What does the training include?
This training gives you a practical insight into how AI systems are structured. You'll learn how large language models (LLMs) work, how they combine context and knowledge via Retrieval-Augmented Generation (RAG), and how to create AI agents with specific knowledge and instructions. The sessions cover prompt engineering, embeddings, vector databases and multi-agent architectures through practical exercises.
Day program
Day 1 — Introduction to Agents
Learn the basics of AI and language models, discover the concept of agents, and build your first simple agent.
Day 2 — Multi-Agent Systems
Understand how multiple agents can work together on complex tasks and build your own multi-agent workflow.
Day 3 — Alternate Frameworks
Get to know frameworks like LangChain and LangGraph for building flexible and scalable agent architectures.

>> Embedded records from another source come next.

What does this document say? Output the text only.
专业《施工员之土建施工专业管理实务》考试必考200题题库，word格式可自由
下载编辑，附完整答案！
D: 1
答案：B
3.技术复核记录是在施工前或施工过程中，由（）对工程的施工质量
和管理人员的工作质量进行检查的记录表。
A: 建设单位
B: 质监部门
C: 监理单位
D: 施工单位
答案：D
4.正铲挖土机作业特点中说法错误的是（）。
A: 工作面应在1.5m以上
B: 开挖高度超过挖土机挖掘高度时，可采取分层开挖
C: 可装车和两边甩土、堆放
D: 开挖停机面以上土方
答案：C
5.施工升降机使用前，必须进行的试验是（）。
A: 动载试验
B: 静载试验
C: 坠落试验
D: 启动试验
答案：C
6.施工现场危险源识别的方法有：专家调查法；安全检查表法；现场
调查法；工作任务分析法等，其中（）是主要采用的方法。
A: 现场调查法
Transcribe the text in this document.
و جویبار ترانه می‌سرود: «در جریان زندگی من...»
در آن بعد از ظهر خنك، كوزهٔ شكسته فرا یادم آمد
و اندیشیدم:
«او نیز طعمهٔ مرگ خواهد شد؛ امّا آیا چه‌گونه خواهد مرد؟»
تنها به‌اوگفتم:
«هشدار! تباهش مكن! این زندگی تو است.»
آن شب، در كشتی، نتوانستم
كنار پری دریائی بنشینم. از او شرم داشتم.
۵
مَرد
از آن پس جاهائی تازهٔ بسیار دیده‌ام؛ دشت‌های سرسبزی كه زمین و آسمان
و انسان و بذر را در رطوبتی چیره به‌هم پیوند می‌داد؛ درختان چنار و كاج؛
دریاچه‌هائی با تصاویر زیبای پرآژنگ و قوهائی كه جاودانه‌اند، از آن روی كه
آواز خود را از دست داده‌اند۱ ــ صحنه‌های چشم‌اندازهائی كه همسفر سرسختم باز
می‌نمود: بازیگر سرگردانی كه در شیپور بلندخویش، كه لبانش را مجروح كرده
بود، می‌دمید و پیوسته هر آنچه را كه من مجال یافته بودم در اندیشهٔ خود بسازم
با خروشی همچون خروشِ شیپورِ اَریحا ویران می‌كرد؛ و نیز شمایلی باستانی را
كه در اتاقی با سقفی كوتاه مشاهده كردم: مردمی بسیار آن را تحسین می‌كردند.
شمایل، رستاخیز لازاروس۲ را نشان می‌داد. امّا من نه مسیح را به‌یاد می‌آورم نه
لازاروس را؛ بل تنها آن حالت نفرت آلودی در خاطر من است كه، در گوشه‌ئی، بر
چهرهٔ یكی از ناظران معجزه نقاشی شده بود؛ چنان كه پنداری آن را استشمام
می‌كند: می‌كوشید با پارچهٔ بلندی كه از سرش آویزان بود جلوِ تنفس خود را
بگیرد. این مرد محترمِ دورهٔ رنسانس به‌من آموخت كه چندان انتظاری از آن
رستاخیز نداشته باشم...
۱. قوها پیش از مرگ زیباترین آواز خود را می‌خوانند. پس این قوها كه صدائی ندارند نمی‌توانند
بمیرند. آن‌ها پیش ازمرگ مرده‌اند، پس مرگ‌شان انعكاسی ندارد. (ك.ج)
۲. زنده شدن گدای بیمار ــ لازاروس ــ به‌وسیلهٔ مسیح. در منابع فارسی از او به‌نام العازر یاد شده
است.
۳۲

Day 4 - Implementation and Best Practices
Learn how to deploy agents in ETL or development environments, and apply best practices for reliability, scalability, and performance.
Day 5 — Case
Work on a complete end-to-end case where you'll apply all the concepts you've learned to design and implement an advanced AI agent solution.
For whom?
This training is intended for data scientists, data engineers and AI professionals who already have some experience with Python and AI concepts and want to deepen their knowledge towards practical, production-grade AI applications.